The Future of Solar in Nigeria

Solar (or Photovoltaic cell) systems are gradually becoming a thing in Nigeria as an alternative power source. They are a cleaner, noiseless, easier to maintain alternative to generating sets but aren’t nearly as common.

The number of Nigerians without power supply has been put around 90 million people. That’s effectively half the population of the country. With a national power grid that is unable to meet the power needs of most Nigerians, people are having to look at alternative power sources that aren’t generating sets. The government is particularly focusing on such options as well – with its ban on low-cost generators last year. This is all in part of the government’s goal to cut down on emissions by 45% by 2030 according to The Nation – Nigeria.

The adoption rate for solar power is on the rise, though, with private companies providing solar power solutions to as many as 30,000 customers in central Nigeria alone. There are other such companies providing such services across the country as well. There are also homes and offices with solar panels as part of their power options, in addition to supply from the national grid and/or generators. The potential for solar energy is such that the following will very likely happen:

1. Demand will rise as sensitization increases:
At the moment, the demand for solar power systems doesn’t seem very high for one major reason: sensitization. There’s not a lot of information readily available to spur more people to opt for solar power. The demand is bound to rise as more information is put out there about the technology.
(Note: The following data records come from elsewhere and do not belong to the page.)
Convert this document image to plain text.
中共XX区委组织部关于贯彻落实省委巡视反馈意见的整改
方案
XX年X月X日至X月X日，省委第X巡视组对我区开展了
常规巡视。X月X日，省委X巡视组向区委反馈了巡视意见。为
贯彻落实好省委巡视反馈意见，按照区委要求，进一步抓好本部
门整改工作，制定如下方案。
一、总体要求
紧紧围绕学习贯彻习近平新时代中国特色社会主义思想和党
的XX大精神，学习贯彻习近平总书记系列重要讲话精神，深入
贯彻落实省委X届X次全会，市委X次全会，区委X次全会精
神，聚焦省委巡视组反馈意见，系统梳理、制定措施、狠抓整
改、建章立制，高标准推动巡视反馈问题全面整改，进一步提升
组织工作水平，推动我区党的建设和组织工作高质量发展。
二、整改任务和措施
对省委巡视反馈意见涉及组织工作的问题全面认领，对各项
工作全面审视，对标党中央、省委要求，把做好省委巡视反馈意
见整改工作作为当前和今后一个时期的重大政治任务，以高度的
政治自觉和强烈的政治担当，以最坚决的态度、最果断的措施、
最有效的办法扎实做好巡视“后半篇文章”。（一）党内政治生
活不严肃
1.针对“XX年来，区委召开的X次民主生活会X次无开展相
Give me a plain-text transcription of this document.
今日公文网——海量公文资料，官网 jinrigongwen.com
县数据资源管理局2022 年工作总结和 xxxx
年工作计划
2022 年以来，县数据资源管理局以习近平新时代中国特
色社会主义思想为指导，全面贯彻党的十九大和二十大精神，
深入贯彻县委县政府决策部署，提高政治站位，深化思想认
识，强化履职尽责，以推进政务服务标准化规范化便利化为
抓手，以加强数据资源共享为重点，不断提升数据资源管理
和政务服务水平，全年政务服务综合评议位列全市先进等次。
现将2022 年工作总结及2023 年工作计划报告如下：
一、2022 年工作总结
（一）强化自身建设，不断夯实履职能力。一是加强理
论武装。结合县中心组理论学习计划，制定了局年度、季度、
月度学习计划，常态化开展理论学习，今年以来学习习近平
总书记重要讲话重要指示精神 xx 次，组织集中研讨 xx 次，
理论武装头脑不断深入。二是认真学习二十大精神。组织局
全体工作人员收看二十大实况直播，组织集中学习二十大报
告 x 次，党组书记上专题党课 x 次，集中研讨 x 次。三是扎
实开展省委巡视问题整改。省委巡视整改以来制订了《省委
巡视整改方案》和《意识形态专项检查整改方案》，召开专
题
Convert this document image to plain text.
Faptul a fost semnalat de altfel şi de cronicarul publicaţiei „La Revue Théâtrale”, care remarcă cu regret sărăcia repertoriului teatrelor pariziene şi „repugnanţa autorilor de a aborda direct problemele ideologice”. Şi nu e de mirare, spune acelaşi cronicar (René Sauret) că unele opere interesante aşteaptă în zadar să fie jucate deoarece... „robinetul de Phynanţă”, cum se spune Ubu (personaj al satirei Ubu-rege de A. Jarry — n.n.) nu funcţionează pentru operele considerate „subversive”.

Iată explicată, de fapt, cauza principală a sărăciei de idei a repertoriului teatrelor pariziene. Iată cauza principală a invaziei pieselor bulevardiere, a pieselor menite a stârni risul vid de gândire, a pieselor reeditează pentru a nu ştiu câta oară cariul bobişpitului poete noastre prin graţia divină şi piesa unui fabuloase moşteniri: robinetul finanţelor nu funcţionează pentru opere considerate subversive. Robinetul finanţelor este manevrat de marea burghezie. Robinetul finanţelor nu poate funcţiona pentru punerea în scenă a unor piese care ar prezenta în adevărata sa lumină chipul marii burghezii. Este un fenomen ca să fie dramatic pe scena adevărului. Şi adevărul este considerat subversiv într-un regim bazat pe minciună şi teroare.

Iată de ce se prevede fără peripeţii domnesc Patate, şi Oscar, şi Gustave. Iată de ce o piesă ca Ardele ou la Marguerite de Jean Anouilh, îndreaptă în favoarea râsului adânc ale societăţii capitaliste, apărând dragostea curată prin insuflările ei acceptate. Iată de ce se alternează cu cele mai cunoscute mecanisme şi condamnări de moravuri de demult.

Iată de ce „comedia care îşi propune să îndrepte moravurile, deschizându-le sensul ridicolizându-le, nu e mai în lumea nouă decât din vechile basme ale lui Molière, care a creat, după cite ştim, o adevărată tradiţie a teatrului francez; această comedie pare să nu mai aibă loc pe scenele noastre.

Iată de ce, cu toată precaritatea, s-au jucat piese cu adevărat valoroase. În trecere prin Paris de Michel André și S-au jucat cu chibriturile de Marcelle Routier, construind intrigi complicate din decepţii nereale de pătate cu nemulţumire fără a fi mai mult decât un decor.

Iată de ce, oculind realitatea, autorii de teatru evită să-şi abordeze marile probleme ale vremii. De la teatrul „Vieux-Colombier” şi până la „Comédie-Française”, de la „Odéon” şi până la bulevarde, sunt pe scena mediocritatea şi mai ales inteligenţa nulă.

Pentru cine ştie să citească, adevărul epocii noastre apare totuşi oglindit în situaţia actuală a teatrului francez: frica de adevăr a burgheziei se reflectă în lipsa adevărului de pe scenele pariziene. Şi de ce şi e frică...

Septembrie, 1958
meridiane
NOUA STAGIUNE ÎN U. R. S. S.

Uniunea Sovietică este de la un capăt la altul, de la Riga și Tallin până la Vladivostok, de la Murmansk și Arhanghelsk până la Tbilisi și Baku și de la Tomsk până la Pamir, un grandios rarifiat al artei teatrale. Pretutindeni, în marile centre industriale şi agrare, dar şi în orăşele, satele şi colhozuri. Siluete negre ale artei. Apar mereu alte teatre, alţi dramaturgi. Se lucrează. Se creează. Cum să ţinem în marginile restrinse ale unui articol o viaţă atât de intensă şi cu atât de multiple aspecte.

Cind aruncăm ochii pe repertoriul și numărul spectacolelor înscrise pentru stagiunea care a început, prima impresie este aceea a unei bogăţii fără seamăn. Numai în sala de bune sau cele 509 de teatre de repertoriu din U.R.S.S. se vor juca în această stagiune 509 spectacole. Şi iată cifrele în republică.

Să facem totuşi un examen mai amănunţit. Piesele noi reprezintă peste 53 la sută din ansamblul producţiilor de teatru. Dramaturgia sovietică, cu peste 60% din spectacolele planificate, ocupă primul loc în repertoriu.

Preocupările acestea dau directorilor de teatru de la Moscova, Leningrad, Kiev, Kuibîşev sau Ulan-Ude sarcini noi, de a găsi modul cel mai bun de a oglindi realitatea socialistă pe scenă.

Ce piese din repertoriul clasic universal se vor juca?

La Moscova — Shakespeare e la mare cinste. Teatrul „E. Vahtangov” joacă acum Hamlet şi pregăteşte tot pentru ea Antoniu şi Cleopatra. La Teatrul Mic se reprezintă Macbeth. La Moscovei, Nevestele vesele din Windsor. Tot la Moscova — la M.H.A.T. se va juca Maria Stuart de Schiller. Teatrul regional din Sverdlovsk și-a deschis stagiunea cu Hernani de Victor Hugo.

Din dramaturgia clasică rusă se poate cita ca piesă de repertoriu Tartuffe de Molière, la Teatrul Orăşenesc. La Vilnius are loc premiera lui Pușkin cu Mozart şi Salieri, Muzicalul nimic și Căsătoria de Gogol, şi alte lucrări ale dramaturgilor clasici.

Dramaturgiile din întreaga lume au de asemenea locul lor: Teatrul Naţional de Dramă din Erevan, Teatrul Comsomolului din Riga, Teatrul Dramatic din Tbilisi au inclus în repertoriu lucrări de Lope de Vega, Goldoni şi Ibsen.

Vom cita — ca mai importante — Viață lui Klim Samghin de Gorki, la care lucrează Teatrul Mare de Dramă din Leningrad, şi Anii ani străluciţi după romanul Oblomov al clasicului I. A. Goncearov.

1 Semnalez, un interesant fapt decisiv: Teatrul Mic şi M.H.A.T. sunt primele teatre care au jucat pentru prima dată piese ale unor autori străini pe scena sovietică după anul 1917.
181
2. Prices will drop eventually:
There is the general notion that solar energy is still somewhat costlier than other more conventional energy sources. But this is due to the current scale of use. When demand rises and supply rises along with it, prices should drop as the adoption rate rises. Also, more companies like Lumos will spring up, providing subscription payment plans for users. This will help cut down on prices and increase adoption, as a lot more people can opt in for plans that are suitable to them.

3More regulation:
At the moment, there isn’t proper regulation of the types of solar panels that are imported into the country. This has led to the rise in fake or substandard panels in the market. As sensitization increases – and the government focuses more on alternative energy sources – the regulation will be better to improve the quality of panels imported. More regulation will also mean that solar power dealers/operators will have their business processes subjected to checks by such regulations.